Wenige Sekunden, die den Prozess entscheiden

Was passierte in diesen Sekunden? Die Antwort auf diese Frage entscheidet darüber, ob David L. ein Mörder ist. Fiel ihm das Kind vom Balkon oder warf er es "wie ein Kissen", wie es Arthur H. im ersten Prozess aussagte. Dieser platzte, weil die Richterin zu lange krank war. Seit Dezember 2017 läuft das Verfahren mit neuem Richter und diesmal mit Beisitzern, falls er ebenfalls erkrankt.

Eine weitere Nachbarin schilderte am Dienstag vor dem Frankenthaler Landgericht wie sie die Nacht erlebte, in der die zwei Monate alte Senna starb.
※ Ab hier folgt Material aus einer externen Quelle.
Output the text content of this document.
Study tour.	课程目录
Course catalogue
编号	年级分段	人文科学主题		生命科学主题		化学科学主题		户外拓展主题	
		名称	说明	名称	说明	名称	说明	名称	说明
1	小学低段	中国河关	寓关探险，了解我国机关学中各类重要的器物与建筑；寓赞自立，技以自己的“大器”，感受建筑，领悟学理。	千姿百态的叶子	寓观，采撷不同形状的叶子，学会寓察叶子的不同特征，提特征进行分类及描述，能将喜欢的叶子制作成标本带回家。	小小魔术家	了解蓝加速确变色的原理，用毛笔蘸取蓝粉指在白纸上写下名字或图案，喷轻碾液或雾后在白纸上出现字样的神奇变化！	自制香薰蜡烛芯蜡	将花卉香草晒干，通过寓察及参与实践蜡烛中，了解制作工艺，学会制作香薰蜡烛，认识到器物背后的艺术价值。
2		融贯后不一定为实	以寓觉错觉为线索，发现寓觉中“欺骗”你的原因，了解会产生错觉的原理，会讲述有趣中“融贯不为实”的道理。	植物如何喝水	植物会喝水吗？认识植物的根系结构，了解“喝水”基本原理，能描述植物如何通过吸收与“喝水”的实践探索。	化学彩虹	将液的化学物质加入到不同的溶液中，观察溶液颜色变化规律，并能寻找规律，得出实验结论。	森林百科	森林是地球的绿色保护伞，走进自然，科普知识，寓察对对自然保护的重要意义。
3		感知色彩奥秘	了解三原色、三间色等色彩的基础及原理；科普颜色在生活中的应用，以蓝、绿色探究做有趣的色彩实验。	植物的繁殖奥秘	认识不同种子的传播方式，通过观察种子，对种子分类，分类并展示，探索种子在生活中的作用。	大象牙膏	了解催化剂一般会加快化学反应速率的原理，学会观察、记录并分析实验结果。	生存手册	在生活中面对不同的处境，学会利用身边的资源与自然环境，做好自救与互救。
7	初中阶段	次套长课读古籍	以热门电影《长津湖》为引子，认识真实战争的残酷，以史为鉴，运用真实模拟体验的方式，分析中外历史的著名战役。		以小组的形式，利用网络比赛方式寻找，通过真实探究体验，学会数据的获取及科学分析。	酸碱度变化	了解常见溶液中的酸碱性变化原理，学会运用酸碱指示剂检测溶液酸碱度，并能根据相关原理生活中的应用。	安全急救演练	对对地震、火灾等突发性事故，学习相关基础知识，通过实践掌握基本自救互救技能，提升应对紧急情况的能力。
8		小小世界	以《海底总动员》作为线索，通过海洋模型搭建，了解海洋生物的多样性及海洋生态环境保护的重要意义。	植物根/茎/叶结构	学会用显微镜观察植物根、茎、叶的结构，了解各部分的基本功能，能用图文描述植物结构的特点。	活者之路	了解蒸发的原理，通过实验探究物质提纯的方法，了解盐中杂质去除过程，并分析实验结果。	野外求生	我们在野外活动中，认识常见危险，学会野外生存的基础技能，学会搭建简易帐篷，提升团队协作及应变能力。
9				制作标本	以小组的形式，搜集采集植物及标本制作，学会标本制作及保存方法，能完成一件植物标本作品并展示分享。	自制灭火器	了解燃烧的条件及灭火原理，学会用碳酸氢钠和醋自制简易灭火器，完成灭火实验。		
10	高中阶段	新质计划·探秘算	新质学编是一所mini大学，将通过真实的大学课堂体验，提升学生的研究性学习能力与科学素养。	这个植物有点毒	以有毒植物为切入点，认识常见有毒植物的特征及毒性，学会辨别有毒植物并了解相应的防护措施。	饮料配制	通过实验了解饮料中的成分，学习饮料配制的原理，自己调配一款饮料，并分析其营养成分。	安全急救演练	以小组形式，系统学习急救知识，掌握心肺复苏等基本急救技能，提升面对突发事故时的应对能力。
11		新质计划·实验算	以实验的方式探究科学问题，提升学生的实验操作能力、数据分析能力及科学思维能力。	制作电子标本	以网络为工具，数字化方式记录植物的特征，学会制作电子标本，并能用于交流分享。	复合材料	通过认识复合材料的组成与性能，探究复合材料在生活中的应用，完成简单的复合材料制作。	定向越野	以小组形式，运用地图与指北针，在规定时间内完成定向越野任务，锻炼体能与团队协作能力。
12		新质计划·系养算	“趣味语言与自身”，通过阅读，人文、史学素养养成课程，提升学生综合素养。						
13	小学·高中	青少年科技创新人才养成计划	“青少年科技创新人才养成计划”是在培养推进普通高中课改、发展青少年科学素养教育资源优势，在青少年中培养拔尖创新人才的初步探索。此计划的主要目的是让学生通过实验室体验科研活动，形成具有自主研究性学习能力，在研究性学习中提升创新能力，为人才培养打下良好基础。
Sie wachte von "bedrohlichem Lärm" auf, wie sie es nannte. Ihre Katzen hätten geknurrt, "das machen die sonst nie". Eigentlich riss sie ihre Balkontür  zum Garten nur auf, weil sie schreien wollte "jetzt langt es aber mal". Sie sei genervt gewesen, dass es "mal wieder" so laut war. Dann bemerkte sie, dass das Licht vom Bewegungsmelder im Garten brannte. "Oder gerade an ging", wollte der Richter wissen. So genau könne sie das nach fast zwei Jahren nicht mehr sagen. Sie weiß nur noch, dass sie da "eine Babypuppe" liegen sah. Ohne Brille konnte sie aber nicht so genau sehen. "Dann habe ich noch mal geschaut mit Brille, da weiß ich auch bis heute nicht, wo ich die dann auf einmal her hatte", erinnert sich die Zeugin. Nun sah sie, dass da tatsächlich ein Baby lag. Wie sie dann reagierte, wollte das Gericht wissen. Sie griff zum Handy und wählte die 112. Dann hörte sie im Treppenhaus "Polizei, legen Sie die Waffe weg". Daraufhin wählte sie die Nummer einer anderen Nachbarin und fragte sie: "In was für einem Haus leben wir hier denn?" Die Nachbarin erwiderte daraufhin: "Komm, wir verschwinden hier". Die Zeugin beschrieb, wie sie mit zwei anderen Nachbarn dann das Haus verließ. "Wir liefen stundenlang nachts durch Frankenthal". Auch der Verteidiger von David L. wollte am Dienstag von diesen Zeugen wissen, warum sie nicht zu den Beamten vor Ort gingen und meldeten, dass sie Zeuge der Tat geworden waren. Einer dieser Zeugen gab an, er habe Angst gehabt. Er habe immer mal befürchtet, "dass da vielleicht auch was mit Waffen mal passiert". ​Eine andere Zeugin bestätigte am Dienstag vor dem Frankenthaler Landgericht, dass sie kurz nach Sennas Tod aussagte, dass sie schon Monate vor der Tat Informationen über David L. hatte. Eine ehemalige Kollegin habe ihr gesagt, dass David L. seine Exfrau mit einem Messer bedroht oder angegriffen hätte und dass er mit Drogen zu tun habe. 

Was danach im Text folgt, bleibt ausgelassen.